Foi o que me dei conta naquele dia inesquecível. Vi quando meu amigo, um agitador político conhecido por aqueles dias, já bem chapado numa sessão de baseado que durava há várias horas, foi pego pela polícia e nós, sob efeito daquela nuvem de “fumaça-beleza”, nem nos demos conta inteiramente do que se passava. Meu amigo desapareceu – para sempre. Foi extremamente traumático para todo o nosso grupo de amigos, porque era ele o líder e a referência de todos para praticamente tudo. Só o reencontrei cá, bem depois de haver desencarnado, numa instituição para tratamento de paranóicos políticos. Mas o fato é que na época recebi uma lição muito forte, no que tange ao trabalho com a vanguarda. Nem sempre convém confrontarmos forças constituídas. Mais vale o caminho diplomático, civilizado e consciente de quem apela para a razão e não para táticas de enfrentamento. Meu amigo, tão inteligente e cheio de vida, nunca mais foi visto, enquanto estive encarnada, e nós prosseguimos, fazendo mudanças substanciais, através de falas elucidativas que apresentávamos em sala de aula, como outros de nosso grupo, através de mensagens subliminares na imprensa. E, de fato, terminamos por vencer, como a história de nosso país o atesta.
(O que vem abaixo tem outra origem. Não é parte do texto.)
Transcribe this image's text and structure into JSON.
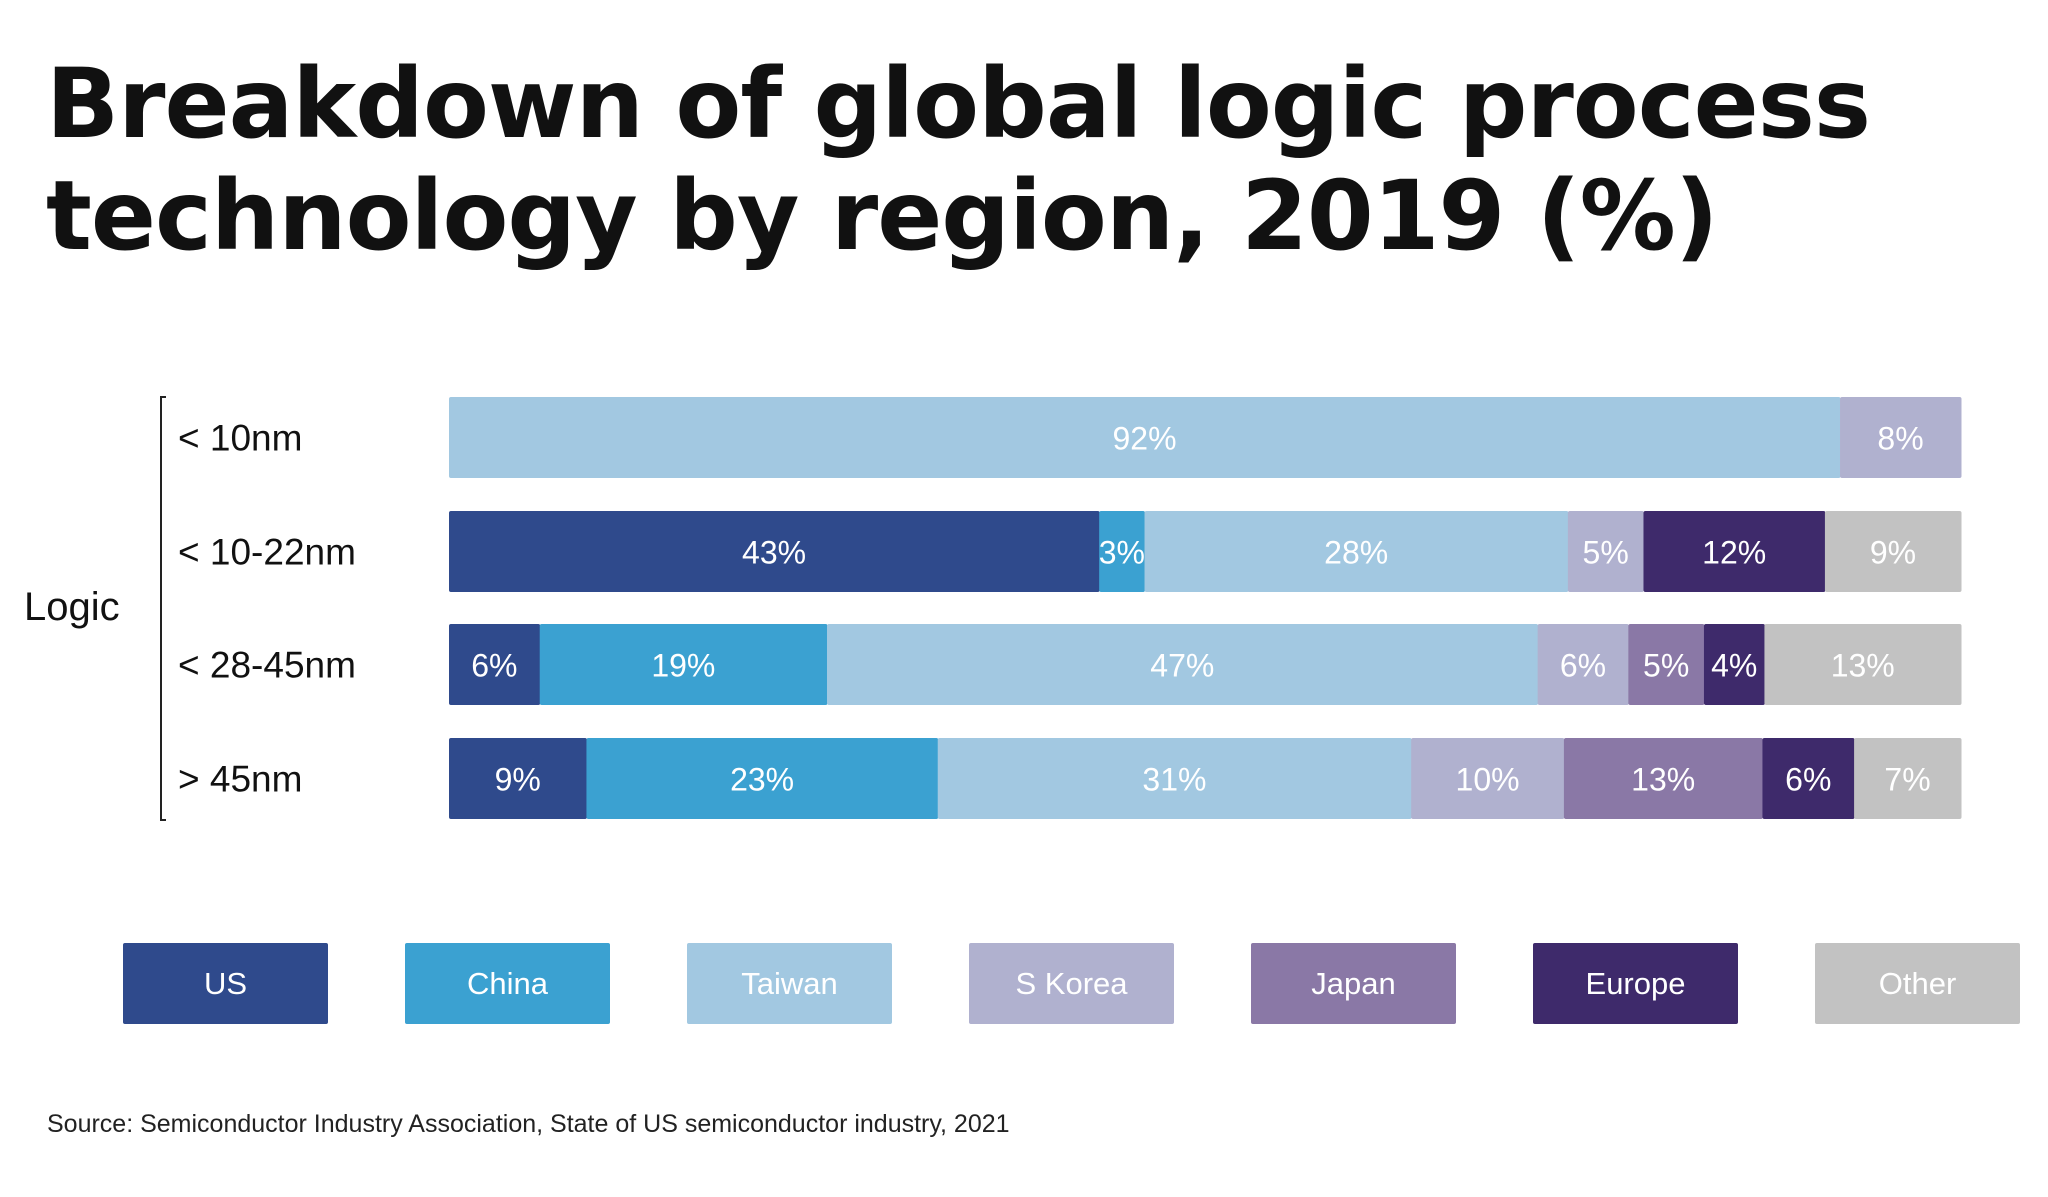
{
  "title": "Breakdown of global logic process technology by region, 2019 (%)",
  "source": "Source: Semiconductor Industry Association, State of US semiconductor industry, 2021",
  "chart_data": {
    "type": "bar",
    "orientation": "horizontal",
    "stacked": true,
    "group_label": "Logic",
    "categories": [
      "< 10nm",
      "< 10-22nm",
      "< 28-45nm",
      "> 45nm"
    ],
    "series": [
      {
        "name": "US",
        "color": "#2f4a8c",
        "values": [
          0,
          43,
          6,
          9
        ]
      },
      {
        "name": "China",
        "color": "#3ba1d1",
        "values": [
          0,
          3,
          19,
          23
        ]
      },
      {
        "name": "Taiwan",
        "color": "#a2c8e1",
        "values": [
          92,
          28,
          47,
          31
        ]
      },
      {
        "name": "S Korea",
        "color": "#b0b1cf",
        "values": [
          8,
          5,
          6,
          10
        ]
      },
      {
        "name": "Japan",
        "color": "#8a78a6",
        "values": [
          0,
          0,
          5,
          13
        ]
      },
      {
        "name": "Europe",
        "color": "#3e2a6b",
        "values": [
          0,
          12,
          4,
          6
        ]
      },
      {
        "name": "Other",
        "color": "#c2c2c2",
        "values": [
          0,
          9,
          13,
          7
        ]
      }
    ],
    "value_suffix": "%",
    "legend_position": "bottom",
    "grid": false
  }
}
Claro que é necessário haver mártires, em toda causa justa, mas não são necessariamente eles os que fazem mais pela realização do progresso justo. Amiúde, são aqueles que trabalham em serviços enfadanhos, como o do pesquisador num laboratório ou uma mãe amamentando seu bebê, que preparam grandes saltos de evolução para humanidade, seja descobrindo a cura para uma doença incurável, seja na criação de um grande homem, desde o berço.
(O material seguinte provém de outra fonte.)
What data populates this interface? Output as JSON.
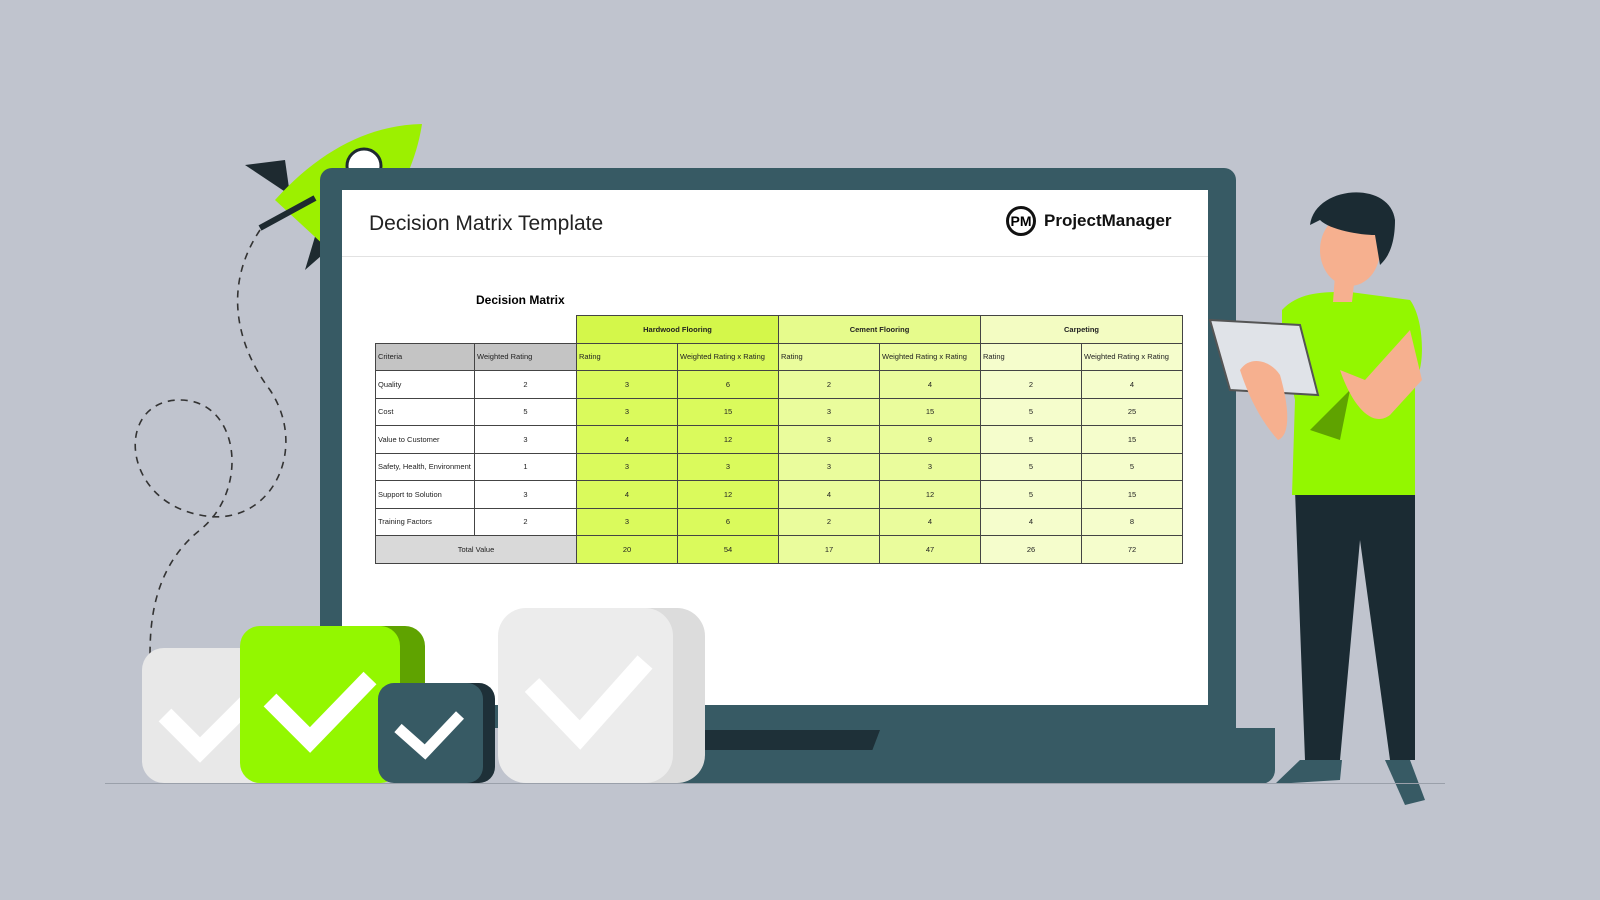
{
  "screen": {
    "title": "Decision Matrix Template",
    "logo_mark": "PM",
    "logo_text": "ProjectManager"
  },
  "matrix": {
    "title": "Decision Matrix",
    "options": [
      "Hardwood Flooring",
      "Cement Flooring",
      "Carpeting"
    ],
    "headers": {
      "criteria": "Criteria",
      "weighted": "Weighted Rating",
      "rating": "Rating",
      "product": "Weighted Rating x Rating"
    },
    "rows": [
      {
        "criteria": "Quality",
        "weight": "2",
        "values": [
          "3",
          "6",
          "2",
          "4",
          "2",
          "4"
        ]
      },
      {
        "criteria": "Cost",
        "weight": "5",
        "values": [
          "3",
          "15",
          "3",
          "15",
          "5",
          "25"
        ]
      },
      {
        "criteria": "Value to Customer",
        "weight": "3",
        "values": [
          "4",
          "12",
          "3",
          "9",
          "5",
          "15"
        ]
      },
      {
        "criteria": "Safety, Health, Environment",
        "weight": "1",
        "values": [
          "3",
          "3",
          "3",
          "3",
          "5",
          "5"
        ]
      },
      {
        "criteria": "Support to Solution",
        "weight": "3",
        "values": [
          "4",
          "12",
          "4",
          "12",
          "5",
          "15"
        ]
      },
      {
        "criteria": "Training Factors",
        "weight": "2",
        "values": [
          "3",
          "6",
          "2",
          "4",
          "4",
          "8"
        ]
      }
    ],
    "total": {
      "label": "Total Value",
      "values": [
        "20",
        "54",
        "17",
        "47",
        "26",
        "72"
      ]
    }
  },
  "colors": {
    "background": "#c0c4ce",
    "laptop": "#375a64",
    "accent_green": "#93f700",
    "hardwood": "#dafa5c",
    "cement": "#eafc9c",
    "carpeting": "#f5fdcc"
  }
}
O reforço, que seria negativo, naquela situação, e que poderia nos compelir a nos submetermos a um sistema político tirânico, converteu-se em ensinamento importante para os mais lúcidos dentre nós, que compreenderam, tão-somente, que a abordagem do problema estava errada e não o fato de estarmos trabalhando e lutando por um mundo melhor. E, assim, o que era em princípio para ser paralisante e decepcionante, transformou-se no maior incentivo a que eu e meu grupo de amigos não descansássemos enquanto não víssemos o regime ditatorial de governo por terra.
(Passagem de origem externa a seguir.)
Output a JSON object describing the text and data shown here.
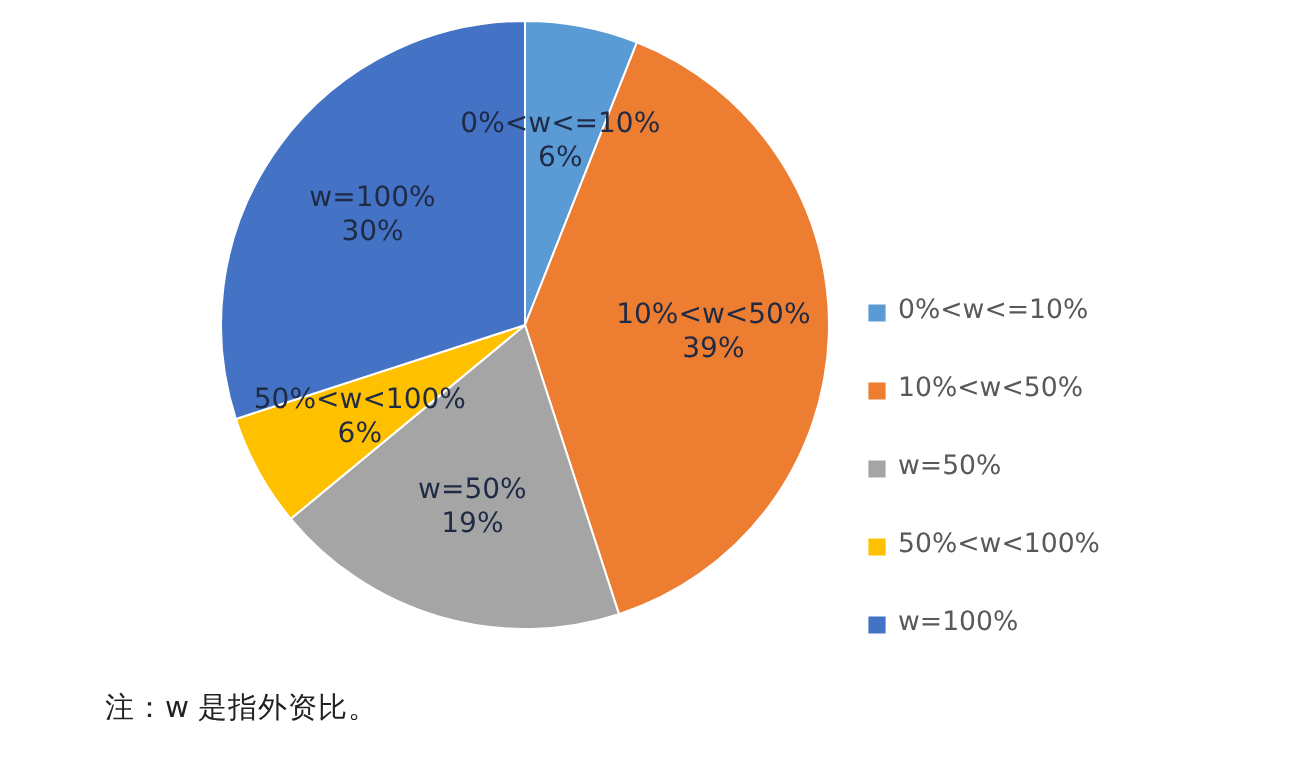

Não vivi no plano físico, lamentavelmente, o suficiente para assistir a todos os efeitos desta longa e penosa luta de uma geração. Mas a lição ficou. Ao final de minha fala sobre a conversão de tragédias em grandes lições, meus alunos estavam boquiabertos e, de certa forma, assustados – ainda vivíamos, embora bem menos que cinco ou dez anos antes, num certo regime de horror surdo, com receio de que “olheiros” do governo nos cassassem liberdades individuais ou mesmo a própria bênção da vida, no meu caso, a começar, inclusive, da graça-ensejo de lecionar. Nada me aconteceu, entrementes… O meu inimigo estava mais próximo: meu cigarro de finos perfumes e o tabagismo atroz que me carcomeu a vitalidade aos poucos, até que o câncer de faringe me roubasse a existência física precocemente. Eu, que soubera enfrentar corajosamente inimigos externos, não soubera facear meus próprios demônios, que, de fato, vieram a me matar: a compulsão e o vício. Era, naquele tempo, elegante e moderno fumar, um ato mesmo de sublevação simbólica, que, inclusive, tinha forte conotação masculina, e algumas mulheres, como eu, fumávamos para demonstrar auto-suficiência e autonomia de opiniões e de conduta. Minha ilusão, filha de uma cultura reativa e histérica, me matou. Que os amigos encarnados que tiverem oportunidade de me ler se precatem de condutas similares, nas versões dos tempos de hoje, que, obviamente, são bem diferentes… mas… talvez… nem tão diferentes…

(Texto recebido em 6 de dezembro de 2005.)


(*1) Lidiane, que usa pseudônimo para não constranger parentes biológicos ainda encarnados, viveu como acadêmica em importante universidade carioca, e riu-se, modesta, quando escrevi o título desta sua mensagem íntima. Agradecidos ficamos por sua humildade e lucidez em partilhar sua experiência conosco.